Drawing on a database of genetic information, it examined kiwi across their geographic range and found a burst of diversity linked to repeated glaciations over the space of 800,000 years.
Read more: NZ project could transform bird conservation
Using DNA extracted from fossil bones, and organic material and pollen preserved in sediments, Rawlence and his team will investigate "real-time" changes in species' family history and geographic distribution.
The project will focus on iconic alpine bird species, including the moa, rock wren, and kea, as well as plant species like southern beech and rata in Southern Alps, following the last glacial period and through the holocene era, or the past 11,700 years of the planet's history.
Rawlence said New Zealand was fortunate to have an excellent fossil bone record, stretching back 60,000 years, along with another detailed geological record preserved in sediment and spanning back up to 150,000 years.
"This means we can directly track environmental change and evolution through time."
The study would be just as much about the future as it was about the past, because it would also reveal what happened during periods of warming.
"There's a famous phrase that the past is the key to the present and the future; to tell how species will respond to future climate change, we need to know how they responded in the past."
Why do inbred males fire blanks?
Another new DNA-based study will solve the mystery of why inbreeding in bird species leads to lower fertility and reduce health in offspring.
Otago University's Dr Helen Taylor will lead a world-first study on male inbreeding infertility in wild birds - something critical to national efforts to conserve cherished and threatened native species.
While infertility in birds has been studied before, only captive and laboratory populations of a single species were used.

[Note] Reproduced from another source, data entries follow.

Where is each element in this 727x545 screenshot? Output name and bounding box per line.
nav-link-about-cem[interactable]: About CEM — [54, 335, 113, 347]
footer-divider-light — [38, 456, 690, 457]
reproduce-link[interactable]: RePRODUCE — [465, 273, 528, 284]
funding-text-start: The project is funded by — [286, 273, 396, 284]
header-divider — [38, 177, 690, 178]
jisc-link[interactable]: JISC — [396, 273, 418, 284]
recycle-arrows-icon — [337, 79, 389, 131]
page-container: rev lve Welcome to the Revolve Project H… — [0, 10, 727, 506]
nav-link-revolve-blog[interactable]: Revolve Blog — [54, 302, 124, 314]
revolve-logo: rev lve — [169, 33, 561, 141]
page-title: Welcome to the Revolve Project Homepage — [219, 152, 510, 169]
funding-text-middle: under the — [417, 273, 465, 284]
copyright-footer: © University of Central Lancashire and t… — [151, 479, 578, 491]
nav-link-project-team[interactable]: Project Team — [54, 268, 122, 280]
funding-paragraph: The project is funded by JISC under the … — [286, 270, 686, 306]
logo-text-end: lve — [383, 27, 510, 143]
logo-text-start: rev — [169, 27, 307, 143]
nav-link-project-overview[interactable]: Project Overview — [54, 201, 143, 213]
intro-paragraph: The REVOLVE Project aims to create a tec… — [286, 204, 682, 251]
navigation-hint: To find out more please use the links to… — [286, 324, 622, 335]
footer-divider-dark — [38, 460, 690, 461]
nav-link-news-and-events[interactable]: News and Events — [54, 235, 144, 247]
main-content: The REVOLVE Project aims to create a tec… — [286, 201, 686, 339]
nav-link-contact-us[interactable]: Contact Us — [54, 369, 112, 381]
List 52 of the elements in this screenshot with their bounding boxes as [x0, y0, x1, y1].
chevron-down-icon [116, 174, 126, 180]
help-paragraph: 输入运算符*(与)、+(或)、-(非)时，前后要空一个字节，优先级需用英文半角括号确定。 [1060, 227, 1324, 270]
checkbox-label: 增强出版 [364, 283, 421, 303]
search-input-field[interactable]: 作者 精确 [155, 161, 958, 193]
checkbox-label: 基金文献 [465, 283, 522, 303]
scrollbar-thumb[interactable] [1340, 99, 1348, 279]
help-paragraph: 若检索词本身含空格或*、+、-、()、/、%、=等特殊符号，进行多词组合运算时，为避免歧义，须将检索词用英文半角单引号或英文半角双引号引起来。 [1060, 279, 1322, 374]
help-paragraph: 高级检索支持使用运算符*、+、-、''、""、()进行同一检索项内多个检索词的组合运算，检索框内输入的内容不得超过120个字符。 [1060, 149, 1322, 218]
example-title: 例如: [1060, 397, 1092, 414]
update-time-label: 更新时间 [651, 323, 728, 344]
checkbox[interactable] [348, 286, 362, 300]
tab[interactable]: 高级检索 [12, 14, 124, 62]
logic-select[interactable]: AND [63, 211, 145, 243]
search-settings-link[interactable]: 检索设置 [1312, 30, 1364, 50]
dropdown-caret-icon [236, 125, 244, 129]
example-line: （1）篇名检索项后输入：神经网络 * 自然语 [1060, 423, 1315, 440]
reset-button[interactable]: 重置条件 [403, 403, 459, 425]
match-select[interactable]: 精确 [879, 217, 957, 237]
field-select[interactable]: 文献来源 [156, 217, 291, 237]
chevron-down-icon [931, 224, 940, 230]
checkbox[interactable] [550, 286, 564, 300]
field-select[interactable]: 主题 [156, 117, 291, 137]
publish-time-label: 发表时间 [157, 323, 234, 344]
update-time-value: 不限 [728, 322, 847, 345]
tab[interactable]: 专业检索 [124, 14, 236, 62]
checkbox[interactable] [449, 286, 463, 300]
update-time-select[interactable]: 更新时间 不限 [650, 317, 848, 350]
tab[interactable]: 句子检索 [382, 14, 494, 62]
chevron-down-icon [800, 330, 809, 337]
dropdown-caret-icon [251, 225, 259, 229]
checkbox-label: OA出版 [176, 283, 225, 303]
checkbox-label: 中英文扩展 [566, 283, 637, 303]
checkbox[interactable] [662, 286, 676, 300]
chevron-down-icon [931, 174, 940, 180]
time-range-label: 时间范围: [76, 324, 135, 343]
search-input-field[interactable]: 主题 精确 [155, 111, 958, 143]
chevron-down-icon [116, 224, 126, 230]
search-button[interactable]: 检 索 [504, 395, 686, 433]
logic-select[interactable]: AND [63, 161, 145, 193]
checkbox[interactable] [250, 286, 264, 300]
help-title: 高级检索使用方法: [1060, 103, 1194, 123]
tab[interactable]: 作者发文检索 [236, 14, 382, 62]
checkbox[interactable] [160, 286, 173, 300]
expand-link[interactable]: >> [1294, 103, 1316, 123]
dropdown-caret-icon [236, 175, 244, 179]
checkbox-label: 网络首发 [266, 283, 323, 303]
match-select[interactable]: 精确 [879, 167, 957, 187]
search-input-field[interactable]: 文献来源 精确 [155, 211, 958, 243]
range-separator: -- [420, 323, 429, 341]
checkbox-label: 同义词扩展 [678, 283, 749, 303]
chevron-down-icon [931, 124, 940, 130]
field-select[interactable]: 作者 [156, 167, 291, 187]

In her study, Taylor will genetically assess blackbirds, South Island robins, dunnocks and hihi to pin-point general trends across and within species, including comparisons between the sperm of inbred versus outbred birds.
Her team will conduct computer-assisted sperm analysis and DNA fragmentation assessment to clarify the relationship between inbreeding and sperm quality, with an ultimate aim to reveal those genes that might be responsible for infertility in inbred males.
The research, supported by a new $300,000 Marsden Fund grant, seeks to boost efforts to manage threatened species and help improve captive breeding programmes, here and around the world.